From my current home on the Venice canals of Los Angeles, there is no traffic. Only eager tourists strolling by, snapping photos of the picturesque surroundings, and daily visits from hummingbirds and bluebirds.
Recent travels to less serene surroundings left me mentally parched. But after one afternoon with the lapping water and the ducks, I could hear myself think again.
In an “On Being” episode, acoustic ecologist Gordon Hempton declares silence an endangered species. He clarifies: real quiet is presence, not an absence of sound or noise. He argues that sound — not sight — is so crucial to our survival that every higher vertebrate species has the ability to hear.
Quiet presence. When we are present, we soak in all of our surroundings. There’s no particular goal or end point, just the thing in itself. We can just be.
Hempton says, “When I speak of silence, I often use it synonymously with quiet. I mean silence from modern life...It’s also the experience of place, what it means to be in a place. A quiet place is the think tank of the soul.”
But we fear silence. Why? It forces us to be honest. To be alone with our own thoughts. It calls us out. To sit in silence with another person is to be naked.

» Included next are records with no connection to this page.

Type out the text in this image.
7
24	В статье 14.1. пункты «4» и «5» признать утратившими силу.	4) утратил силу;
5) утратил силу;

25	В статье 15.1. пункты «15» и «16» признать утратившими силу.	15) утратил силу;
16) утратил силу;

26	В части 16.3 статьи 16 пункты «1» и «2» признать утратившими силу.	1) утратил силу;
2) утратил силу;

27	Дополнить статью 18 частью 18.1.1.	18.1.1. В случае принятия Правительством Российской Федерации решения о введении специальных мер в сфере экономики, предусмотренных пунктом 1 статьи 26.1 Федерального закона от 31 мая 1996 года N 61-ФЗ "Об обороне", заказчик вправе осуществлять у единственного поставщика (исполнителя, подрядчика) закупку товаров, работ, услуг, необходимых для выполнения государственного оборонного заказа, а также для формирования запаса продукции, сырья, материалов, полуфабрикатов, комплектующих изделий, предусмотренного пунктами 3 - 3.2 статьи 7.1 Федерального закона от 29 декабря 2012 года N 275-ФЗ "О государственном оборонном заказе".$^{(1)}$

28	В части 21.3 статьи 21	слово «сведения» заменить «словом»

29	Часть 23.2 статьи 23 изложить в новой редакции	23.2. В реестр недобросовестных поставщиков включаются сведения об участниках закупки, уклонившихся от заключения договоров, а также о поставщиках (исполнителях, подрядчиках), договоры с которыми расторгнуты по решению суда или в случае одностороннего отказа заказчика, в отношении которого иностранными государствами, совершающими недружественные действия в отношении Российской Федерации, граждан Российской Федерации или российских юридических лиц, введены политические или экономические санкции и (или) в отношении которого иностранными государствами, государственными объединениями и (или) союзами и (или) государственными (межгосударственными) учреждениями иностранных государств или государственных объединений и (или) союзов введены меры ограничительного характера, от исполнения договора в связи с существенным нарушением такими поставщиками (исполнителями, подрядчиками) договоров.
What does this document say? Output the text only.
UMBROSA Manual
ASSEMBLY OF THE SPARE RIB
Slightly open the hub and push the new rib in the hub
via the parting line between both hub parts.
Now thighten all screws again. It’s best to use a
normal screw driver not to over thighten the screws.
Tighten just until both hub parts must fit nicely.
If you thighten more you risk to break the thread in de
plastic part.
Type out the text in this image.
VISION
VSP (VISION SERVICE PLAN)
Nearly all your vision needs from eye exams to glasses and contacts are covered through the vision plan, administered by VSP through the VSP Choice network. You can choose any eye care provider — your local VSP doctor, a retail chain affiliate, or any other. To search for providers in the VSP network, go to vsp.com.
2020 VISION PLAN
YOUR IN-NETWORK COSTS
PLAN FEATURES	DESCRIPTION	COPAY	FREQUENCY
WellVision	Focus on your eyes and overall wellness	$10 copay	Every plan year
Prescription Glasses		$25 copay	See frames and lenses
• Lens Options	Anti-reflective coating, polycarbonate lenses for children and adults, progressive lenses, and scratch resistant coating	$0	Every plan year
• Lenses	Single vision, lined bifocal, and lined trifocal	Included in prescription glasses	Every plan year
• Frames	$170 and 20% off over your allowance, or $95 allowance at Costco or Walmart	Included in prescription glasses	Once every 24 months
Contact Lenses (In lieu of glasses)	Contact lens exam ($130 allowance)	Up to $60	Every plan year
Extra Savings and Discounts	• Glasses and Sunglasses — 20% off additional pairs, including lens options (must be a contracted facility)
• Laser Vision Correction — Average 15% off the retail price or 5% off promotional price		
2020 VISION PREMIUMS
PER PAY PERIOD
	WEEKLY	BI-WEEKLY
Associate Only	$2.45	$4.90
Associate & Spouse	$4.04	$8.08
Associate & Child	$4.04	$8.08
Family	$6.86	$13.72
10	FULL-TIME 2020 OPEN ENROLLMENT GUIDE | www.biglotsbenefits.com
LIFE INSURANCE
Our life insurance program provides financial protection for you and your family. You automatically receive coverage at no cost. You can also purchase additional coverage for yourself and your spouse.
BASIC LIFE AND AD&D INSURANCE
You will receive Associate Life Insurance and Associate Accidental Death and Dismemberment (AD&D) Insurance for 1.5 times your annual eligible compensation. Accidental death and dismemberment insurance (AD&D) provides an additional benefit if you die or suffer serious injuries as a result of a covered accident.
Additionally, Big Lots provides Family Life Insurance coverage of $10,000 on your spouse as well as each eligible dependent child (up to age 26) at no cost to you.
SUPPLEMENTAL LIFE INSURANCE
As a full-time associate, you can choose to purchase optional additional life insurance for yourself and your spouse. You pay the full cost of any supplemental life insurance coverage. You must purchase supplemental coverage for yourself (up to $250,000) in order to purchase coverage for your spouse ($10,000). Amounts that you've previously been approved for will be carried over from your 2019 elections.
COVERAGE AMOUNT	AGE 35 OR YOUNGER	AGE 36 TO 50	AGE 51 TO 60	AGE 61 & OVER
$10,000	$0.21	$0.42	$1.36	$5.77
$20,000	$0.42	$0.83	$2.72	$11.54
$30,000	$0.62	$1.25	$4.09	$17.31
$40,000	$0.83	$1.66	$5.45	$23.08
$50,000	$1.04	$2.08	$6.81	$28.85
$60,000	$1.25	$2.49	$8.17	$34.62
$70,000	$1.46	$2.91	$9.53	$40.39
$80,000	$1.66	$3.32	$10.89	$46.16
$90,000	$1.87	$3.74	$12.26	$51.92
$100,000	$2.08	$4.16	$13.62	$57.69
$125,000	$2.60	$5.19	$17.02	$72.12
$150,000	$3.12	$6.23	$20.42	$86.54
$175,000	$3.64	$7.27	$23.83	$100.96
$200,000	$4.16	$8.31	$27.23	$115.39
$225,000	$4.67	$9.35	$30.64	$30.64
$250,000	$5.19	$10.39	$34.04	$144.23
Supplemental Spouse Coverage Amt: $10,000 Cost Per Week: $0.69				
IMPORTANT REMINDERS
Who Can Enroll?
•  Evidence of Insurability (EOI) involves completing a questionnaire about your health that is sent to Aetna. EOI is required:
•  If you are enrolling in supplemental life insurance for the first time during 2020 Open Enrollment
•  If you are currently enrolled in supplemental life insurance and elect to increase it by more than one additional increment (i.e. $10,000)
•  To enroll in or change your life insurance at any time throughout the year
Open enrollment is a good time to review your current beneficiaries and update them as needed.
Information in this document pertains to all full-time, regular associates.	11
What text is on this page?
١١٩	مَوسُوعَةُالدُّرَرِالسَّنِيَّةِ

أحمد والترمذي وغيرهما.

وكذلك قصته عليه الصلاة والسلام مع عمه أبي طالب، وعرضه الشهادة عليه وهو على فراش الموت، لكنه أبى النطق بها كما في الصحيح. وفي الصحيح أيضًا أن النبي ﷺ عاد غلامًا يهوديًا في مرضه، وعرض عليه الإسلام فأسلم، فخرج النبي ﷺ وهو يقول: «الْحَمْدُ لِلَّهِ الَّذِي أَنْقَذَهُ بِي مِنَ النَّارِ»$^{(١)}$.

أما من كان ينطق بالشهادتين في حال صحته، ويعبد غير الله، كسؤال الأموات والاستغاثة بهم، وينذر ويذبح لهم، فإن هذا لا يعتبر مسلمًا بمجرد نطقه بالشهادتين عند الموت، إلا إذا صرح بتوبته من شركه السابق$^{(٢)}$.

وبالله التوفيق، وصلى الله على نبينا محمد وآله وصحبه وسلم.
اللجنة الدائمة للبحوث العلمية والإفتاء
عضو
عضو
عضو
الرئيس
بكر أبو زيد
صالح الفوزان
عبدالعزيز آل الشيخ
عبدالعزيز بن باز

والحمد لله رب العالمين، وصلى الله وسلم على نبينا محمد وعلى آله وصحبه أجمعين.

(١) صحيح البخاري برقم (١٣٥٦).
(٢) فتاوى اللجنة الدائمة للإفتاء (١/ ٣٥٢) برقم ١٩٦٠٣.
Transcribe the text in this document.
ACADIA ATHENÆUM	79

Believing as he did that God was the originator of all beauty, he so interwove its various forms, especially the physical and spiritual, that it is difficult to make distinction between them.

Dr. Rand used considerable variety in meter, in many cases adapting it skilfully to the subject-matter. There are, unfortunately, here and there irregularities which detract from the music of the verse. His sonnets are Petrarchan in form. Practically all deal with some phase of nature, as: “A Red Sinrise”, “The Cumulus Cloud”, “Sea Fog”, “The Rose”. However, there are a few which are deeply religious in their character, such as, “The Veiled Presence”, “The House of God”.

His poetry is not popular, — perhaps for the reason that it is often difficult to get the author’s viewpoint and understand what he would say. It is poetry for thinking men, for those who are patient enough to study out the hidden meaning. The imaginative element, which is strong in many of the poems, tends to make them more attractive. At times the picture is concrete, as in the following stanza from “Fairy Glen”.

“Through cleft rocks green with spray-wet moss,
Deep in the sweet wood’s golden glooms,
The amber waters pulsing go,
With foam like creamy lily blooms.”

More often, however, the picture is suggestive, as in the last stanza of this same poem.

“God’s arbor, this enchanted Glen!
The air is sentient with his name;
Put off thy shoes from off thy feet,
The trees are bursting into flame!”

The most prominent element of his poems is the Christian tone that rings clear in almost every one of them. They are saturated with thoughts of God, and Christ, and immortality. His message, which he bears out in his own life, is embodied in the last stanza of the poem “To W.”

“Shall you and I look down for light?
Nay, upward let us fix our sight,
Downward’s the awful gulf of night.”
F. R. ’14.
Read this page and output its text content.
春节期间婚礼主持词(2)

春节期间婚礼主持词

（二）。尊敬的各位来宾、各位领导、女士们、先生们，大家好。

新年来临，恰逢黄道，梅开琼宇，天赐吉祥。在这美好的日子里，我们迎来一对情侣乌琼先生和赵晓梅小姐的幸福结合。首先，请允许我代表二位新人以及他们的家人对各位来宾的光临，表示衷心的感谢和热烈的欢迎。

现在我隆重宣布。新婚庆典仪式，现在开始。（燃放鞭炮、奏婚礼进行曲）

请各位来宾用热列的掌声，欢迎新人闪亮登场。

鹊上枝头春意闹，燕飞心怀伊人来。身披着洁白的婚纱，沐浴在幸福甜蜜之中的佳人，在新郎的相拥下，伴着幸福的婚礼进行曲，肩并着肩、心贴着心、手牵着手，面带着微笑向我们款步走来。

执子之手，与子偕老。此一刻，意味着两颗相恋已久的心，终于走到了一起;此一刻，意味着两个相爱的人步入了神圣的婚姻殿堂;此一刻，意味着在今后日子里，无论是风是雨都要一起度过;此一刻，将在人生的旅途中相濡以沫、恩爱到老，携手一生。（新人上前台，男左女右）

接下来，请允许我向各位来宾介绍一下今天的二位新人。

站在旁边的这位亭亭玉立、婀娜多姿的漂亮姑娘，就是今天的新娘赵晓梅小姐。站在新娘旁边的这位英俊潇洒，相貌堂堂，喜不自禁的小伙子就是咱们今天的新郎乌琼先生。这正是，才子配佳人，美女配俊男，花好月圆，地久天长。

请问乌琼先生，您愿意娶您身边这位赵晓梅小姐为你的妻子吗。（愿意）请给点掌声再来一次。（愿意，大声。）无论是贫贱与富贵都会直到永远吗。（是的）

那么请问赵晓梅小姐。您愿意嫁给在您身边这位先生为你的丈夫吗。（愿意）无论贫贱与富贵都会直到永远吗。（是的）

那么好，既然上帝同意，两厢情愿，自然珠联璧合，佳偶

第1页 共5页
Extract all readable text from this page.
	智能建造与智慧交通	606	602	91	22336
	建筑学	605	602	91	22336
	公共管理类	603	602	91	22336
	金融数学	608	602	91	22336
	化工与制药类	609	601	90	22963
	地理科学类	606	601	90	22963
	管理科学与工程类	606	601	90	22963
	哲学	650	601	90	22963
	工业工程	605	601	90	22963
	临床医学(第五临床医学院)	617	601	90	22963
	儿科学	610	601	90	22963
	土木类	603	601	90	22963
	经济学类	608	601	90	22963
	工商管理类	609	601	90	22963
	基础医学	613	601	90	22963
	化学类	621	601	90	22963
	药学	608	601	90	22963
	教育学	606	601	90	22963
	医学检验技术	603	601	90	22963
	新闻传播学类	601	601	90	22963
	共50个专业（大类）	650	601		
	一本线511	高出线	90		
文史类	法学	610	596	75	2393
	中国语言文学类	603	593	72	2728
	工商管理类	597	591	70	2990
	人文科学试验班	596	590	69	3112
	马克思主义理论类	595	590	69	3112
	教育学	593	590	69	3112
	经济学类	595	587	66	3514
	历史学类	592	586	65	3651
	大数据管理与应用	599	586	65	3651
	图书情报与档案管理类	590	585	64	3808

And yet, it is in quiet that we are comforted. Secure. Capable of intimacy — with ourselves and others.
I’ve previously written about the value of alone time and its underrated place in our hyper-connected culture. So, too, is the fate of quiet in a modern world. And as with solitude, we erroneously mistake quiet with boredom or loneliness.
We underestimate the richness of the type of quiet Hempton reveres. Vacations without wifi are now considered luxury. Researchers have shown that after spending quiet time in nature, we are more attentive, with more robust cognitive abilities and memories. This time away from the chaos calms and relaxes our brains. And we and everyone we touch benefits.
When is the last time you worked uninterrupted for any duration of time? When is the last time you enjoyed someone’s company with only the sounds of nature? When is the last time you were truly in just one place — and not on-call to the rest of the world?
Not only our own mental sanity and the strength of our ties depends on it, but also our ability to exhibit empathy and have deep thoughts. Finding quiet in chaos is crucial for survival.
Turn down the noise. Drink in the silence. Tell me what you hear.